Two unemployment assistance programs funded by the CARES Act are set to expire the day after Christmas, and the federal moratorium on evictions will expire at the end of the year. As of mid-December, more than 14 million weekly claims were being made in the two programs alone. 

A shutdown would put millions of federal employees on furlough in the midst of the economic downturn while closing nonessential services. Trump has already presided over the longest shutdown in U.S. history, a 35-day affair from December 2018 through January 2019 over funding for his border wall.

It is unclear how seriously Trump is considering vetoing the legislation if Congress does not meet his demands. McCarthy told GOP members on the call Wednesday that he spoke with Trump and wasn’t sure whether he would veto it.

Stephen Moore, an outside economic adviser to Trump, said it is impossible to predict what the president would do but argued in favor of vetoing the legislation, which he criticized as being filled with “pork” and spending programs unrelated to the public health crisis. 

“Trump was elected in no small part by promising to drain the swamp and this bill is the swamp on steroids,” Moore said. 

One former White House official attributed Trump’s last-minute objection to the bill as a bid to stay relevant in the waning weeks of his term. 

“Plenty of merit to the criticism of $600 being too low, but the time to weigh in was before Congress voted. Now all these Republicans are in a bad spot, but it is particularly problematic for the Georgia runoffs. Trump has handed Warnock and Ossoff a lifeline,” the former official said. “It’s proof that you can spend four years in the White House and still not have a clue about politics.”

The inclusion and size of direct payments in the relief package had been a topic of debate over the past month.

There were no direct payments in the $908 billion proposal offered by a bipartisan group of House and Senate moderates, which served as a starting point for much of the discussions. That prompted criticism from progressive lawmakers such as Sen. Bernie Sanders (I-Vt.) as well as Republican Sen.
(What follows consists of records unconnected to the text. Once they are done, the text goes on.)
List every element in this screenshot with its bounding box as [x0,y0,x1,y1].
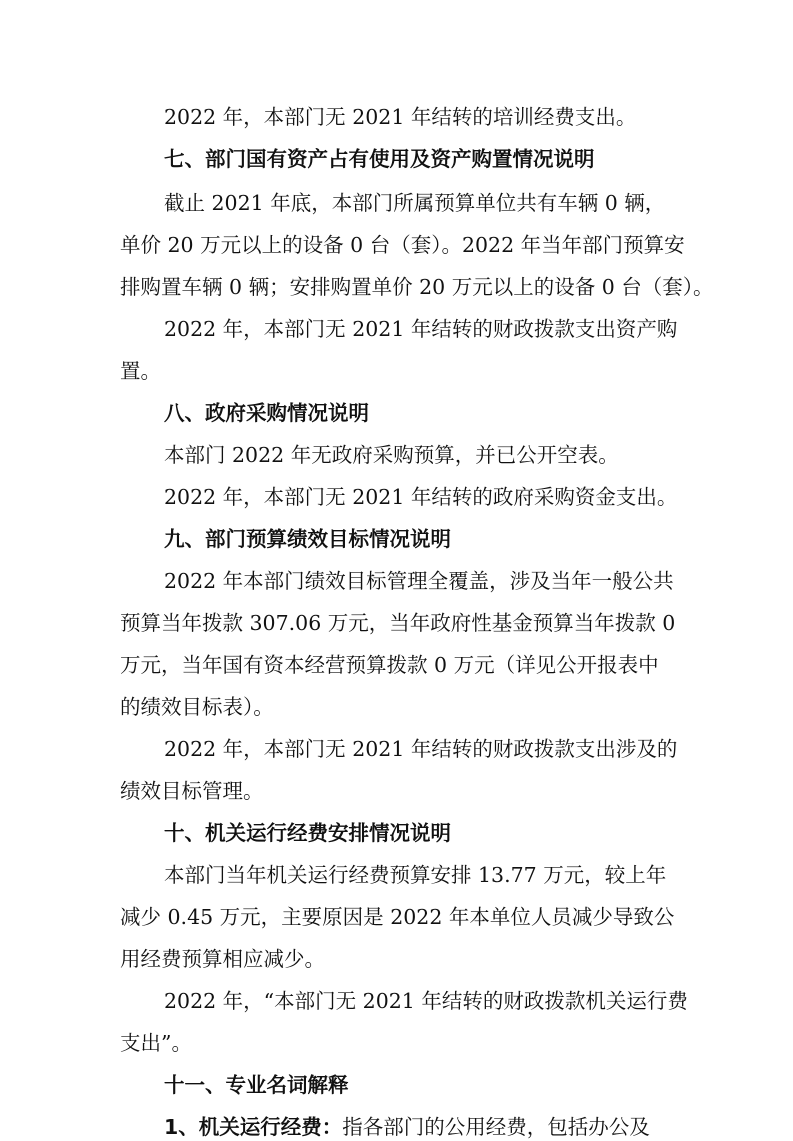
paragraph-line: 绩效目标管理。 [120,779,264,803]
paragraph-line: 万元，当年国有资本经营预算拨款 0 万元（详见公开报表中 [120,653,659,677]
section-heading: 七、部门国有资产占有使用及资产购置情况说明 [164,147,595,171]
section-heading: 十、机关运行经费安排情况说明 [164,821,451,845]
definition-line [164,1113,650,1141]
paragraph-line: 2022 年本部门绩效目标管理全覆盖，涉及当年一般公共 [164,569,674,593]
section-heading: 九、部门预算绩效目标情况说明 [164,527,451,551]
paragraph-line: 减少 0.45 万元，主要原因是 2022 年本单位人员减少导致公 [120,905,675,929]
section-heading: 十一、专业名词解释 [164,1073,349,1097]
paragraph-line: 支出”。 [120,1031,192,1055]
paragraph-line: 本部门当年机关运行经费预算安排 13.77 万元，较上年 [164,863,667,887]
paragraph-line: 预算当年拨款 307.06 万元，当年政府性基金预算当年拨款 0 [120,611,676,635]
paragraph-line: 单价 20 万元以上的设备 0 台（套）。2022 年当年部门预算安 [120,233,685,257]
section-heading: 八、政府采购情况说明 [164,401,369,425]
paragraph-line: 本部门 2022 年无政府采购预算，并已公开空表。 [164,443,619,467]
paragraph-line: 2022 年，本部门无 2021 年结转的培训经费支出。 [164,105,637,129]
paragraph-line: 排购置车辆 0 辆；安排购置单价 20 万元以上的设备 0 台（套）。 [120,275,714,299]
paragraph-line: 置。 [120,359,161,383]
paragraph-line: 2022 年，本部门无 2021 年结转的政府采购资金支出。 [164,485,678,509]
paragraph-line: 2022 年，本部门无 2021 年结转的财政拨款支出资产购 [164,317,678,341]
paragraph-line: 截止 2021 年底，本部门所属预算单位共有车辆 0 辆， [164,191,666,215]
paragraph-line: 的绩效目标表）。 [120,695,274,719]
definition-term: 1、机关运行经费： [164,1115,343,1139]
paragraph-line: 2022 年，本部门无 2021 年结转的财政拨款支出涉及的 [164,737,678,761]
paragraph-line: 2022 年，“本部门无 2021 年结转的财政拨款机关运行费 [164,989,688,1013]
paragraph-line: 用经费预算相应减少。 [120,947,325,971]
definition-text: 指各部门的公用经费，包括办公及 [342,1115,650,1139]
Josh Hawley (R-Mo.). Checks were also a priority of the White House, with Mnuchin offering a $916 billion proposal that included $600 payments.
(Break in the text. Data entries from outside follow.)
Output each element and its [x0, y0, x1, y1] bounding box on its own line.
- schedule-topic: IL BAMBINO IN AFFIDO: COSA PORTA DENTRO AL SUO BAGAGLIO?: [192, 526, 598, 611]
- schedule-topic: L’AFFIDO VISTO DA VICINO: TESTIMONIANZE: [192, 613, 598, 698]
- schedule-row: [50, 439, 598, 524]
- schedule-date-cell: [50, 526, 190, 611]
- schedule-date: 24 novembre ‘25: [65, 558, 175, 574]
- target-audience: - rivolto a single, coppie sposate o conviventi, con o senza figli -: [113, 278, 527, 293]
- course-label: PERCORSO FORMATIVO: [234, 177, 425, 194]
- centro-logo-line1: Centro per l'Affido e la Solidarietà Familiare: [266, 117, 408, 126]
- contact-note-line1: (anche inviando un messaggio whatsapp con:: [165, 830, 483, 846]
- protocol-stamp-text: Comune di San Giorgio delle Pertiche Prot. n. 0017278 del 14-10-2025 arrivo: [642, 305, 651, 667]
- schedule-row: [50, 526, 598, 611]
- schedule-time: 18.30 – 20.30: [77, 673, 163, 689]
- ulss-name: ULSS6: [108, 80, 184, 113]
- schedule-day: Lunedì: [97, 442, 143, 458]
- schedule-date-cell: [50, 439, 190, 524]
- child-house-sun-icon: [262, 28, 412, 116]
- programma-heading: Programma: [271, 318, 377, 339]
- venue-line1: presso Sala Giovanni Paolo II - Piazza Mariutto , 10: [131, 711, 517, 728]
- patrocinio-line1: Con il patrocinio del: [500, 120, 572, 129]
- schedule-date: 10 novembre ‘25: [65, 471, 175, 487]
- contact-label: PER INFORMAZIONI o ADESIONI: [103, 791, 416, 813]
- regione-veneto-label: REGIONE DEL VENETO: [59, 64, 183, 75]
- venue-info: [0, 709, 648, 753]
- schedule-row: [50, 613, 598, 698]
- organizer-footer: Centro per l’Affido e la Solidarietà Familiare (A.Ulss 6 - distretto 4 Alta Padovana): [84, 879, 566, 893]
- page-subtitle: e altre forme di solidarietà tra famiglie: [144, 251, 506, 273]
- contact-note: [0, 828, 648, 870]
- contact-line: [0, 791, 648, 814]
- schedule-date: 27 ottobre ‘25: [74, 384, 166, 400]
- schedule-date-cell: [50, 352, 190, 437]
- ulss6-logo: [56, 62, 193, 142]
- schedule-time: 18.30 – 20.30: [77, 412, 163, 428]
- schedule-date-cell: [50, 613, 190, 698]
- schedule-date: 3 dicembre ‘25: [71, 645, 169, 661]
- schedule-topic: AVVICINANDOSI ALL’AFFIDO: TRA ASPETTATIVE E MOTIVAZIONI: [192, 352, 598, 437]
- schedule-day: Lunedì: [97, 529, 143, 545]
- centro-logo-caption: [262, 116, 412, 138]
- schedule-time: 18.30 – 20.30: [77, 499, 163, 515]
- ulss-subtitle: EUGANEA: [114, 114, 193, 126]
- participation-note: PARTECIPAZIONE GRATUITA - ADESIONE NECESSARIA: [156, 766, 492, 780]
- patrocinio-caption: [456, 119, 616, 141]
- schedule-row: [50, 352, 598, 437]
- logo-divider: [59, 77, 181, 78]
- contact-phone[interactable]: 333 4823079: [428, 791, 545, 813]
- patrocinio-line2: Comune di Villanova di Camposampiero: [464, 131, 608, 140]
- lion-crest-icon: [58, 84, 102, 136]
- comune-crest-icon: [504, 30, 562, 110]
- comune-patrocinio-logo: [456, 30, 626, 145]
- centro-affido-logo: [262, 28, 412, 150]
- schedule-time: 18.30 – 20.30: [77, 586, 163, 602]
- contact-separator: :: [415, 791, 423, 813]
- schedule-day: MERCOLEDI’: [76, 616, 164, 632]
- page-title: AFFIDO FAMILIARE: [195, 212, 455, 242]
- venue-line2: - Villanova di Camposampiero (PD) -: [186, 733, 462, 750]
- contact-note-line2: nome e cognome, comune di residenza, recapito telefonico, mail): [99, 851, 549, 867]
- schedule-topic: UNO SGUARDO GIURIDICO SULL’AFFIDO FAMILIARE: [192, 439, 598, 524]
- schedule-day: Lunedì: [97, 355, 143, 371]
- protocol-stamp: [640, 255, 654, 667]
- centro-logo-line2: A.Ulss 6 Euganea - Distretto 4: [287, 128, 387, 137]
Payments of $600 per adult and per child ultimately made it into the bill after lawmakers agreed to set aside two contentious issues: aid to state and local governments and liability protections. The Joint Committee on Taxation estimates that the direct payment provisions in the bill would cost $164 billion, about the same size as the amount of state and local aid in the moderates’ proposal.
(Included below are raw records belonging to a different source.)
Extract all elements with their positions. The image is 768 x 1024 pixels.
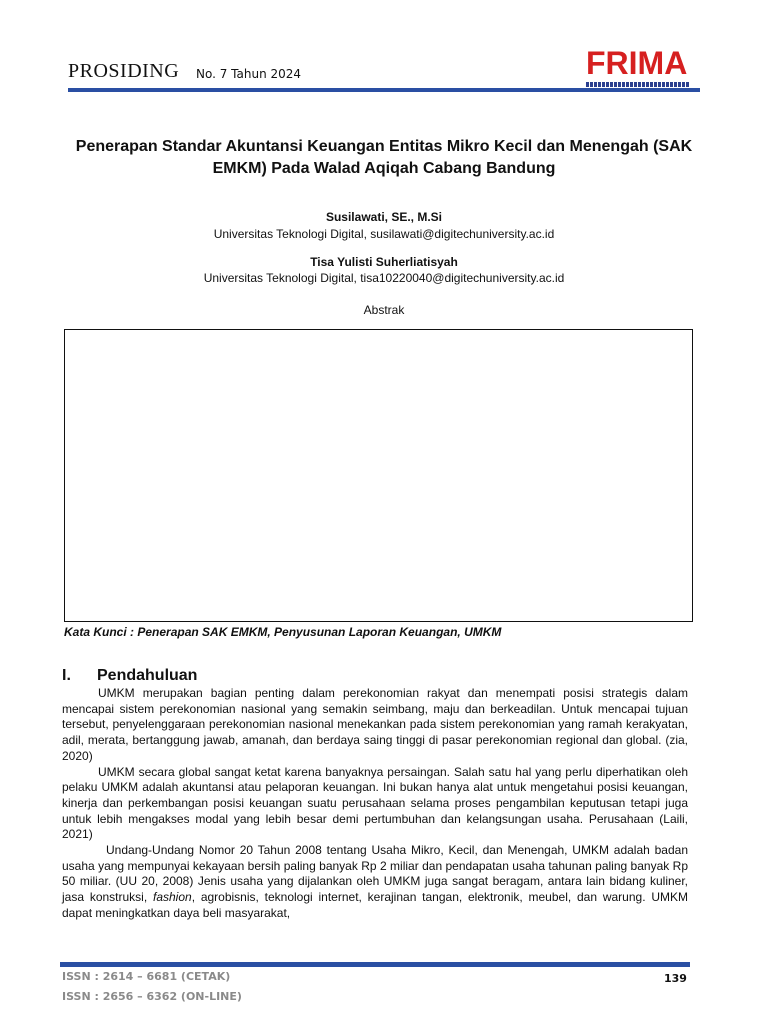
- logo-text: FRIMA: [586, 45, 688, 81]
- footer-rule: [60, 962, 690, 967]
- section-heading: [62, 667, 197, 685]
- journal-name: PROSIDING: [68, 60, 180, 82]
- issn-print: ISSN : 2614 – 6681 (CETAK): [62, 970, 231, 983]
- paragraph: Undang-Undang Nomor 20 Tahun 2008 tentang Usaha Mikro, Kecil, dan Menengah, UMKM adalah badan usaha yang mempunyai kekayaan bersih paling banyak Rp 2 miliar dan pendapatan usaha tahunan paling banyak Rp 50 miliar. (UU 20, 2008) Jenis usaha yang dijalankan oleh UMKM juga sangat beragam, antara lain bidang kuliner, jasa konstruksi, fashion, agrobisnis, teknologi internet, kerajinan tangan, elektronik, meubel, dan warung. UMKM dapat meningkatkan daya beli masyarakat,: [62, 843, 688, 920]
- page-number: 139: [664, 972, 687, 985]
- header-rule: [68, 88, 700, 92]
- issue-label: No. 7 Tahun 2024: [196, 67, 302, 81]
- author-affiliation-1: Universitas Teknologi Digital, susilawati@digitechuniversity.ac.id: [213, 227, 555, 241]
- author-name-2: Tisa Yulisti Suherliatisyah: [310, 255, 458, 269]
- issn-online: ISSN : 2656 – 6362 (ON-LINE): [62, 990, 242, 1003]
- section-number: I.: [62, 667, 71, 684]
- keywords: Kata Kunci : Penerapan SAK EMKM, Penyusunan Laporan Keuangan, UMKM: [64, 625, 502, 639]
- logo-tagline-strip: [586, 82, 690, 87]
- section-body: [62, 686, 688, 922]
- italic-term: fashion: [152, 890, 192, 905]
- paragraph: UMKM secara global sangat ketat karena banyaknya persaingan. Salah satu hal yang perlu diperhatikan oleh pelaku UMKM adalah akuntansi atau pelaporan keuangan. Ini bukan hanya alat untuk mengetahui posisi keuangan, kinerja dan perkembangan posisi keuangan suatu perusahaan selama proses pengambilan keputusan tetapi juga untuk lebih mengakses modal yang lebih besar demi pertumbuhan dan kelangsungan usaha. Perusahaan (Laili, 2021): [62, 764, 688, 842]
- frima-logo: [586, 46, 690, 92]
- author-affiliation-2: Universitas Teknologi Digital, tisa10220040@digitechuniversity.ac.id: [203, 271, 565, 285]
- paper-title: Penerapan Standar Akuntansi Keuangan Entitas Mikro Kecil dan Menengah (SAK EMKM) Pada Walad Aqiqah Cabang Bandung: [75, 138, 693, 177]
- paragraph: UMKM merupakan bagian penting dalam perekonomian rakyat dan menempati posisi strategis dalam mencapai sistem perekonomian nasional yang semakin seimbang, maju dan berkeadilan. Untuk mencapai tujuan tersebut, penyelenggaraan perekonomian nasional menekankan pada sistem perekonomian yang ramah kerakyatan, adil, merata, bertanggung jawab, amanah, dan berdaya saing tinggi di pasar perekonomian regional dan global. (zia, 2020): [62, 686, 688, 763]
- author-name-1: Susilawati, SE., M.Si: [325, 210, 443, 224]
- abstract-heading: Abstrak: [363, 303, 405, 317]
- abstract-box: [64, 329, 693, 622]
- section-title: Pendahuluan: [97, 667, 198, 684]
Most lawmakers who championed direct payments said that they wished the payments in the bill were bigger — and were at least the size of the $1,200 payments authorized in legislation enacted in March — but nonetheless voted for the package.

The Washington Post reported last week that Trump wanted to publicly push for checks of up to $2,000 to be included in the legislation but that aides talked him out of it at the time. 

Niv Elis and Juliegrace Brufke contributed.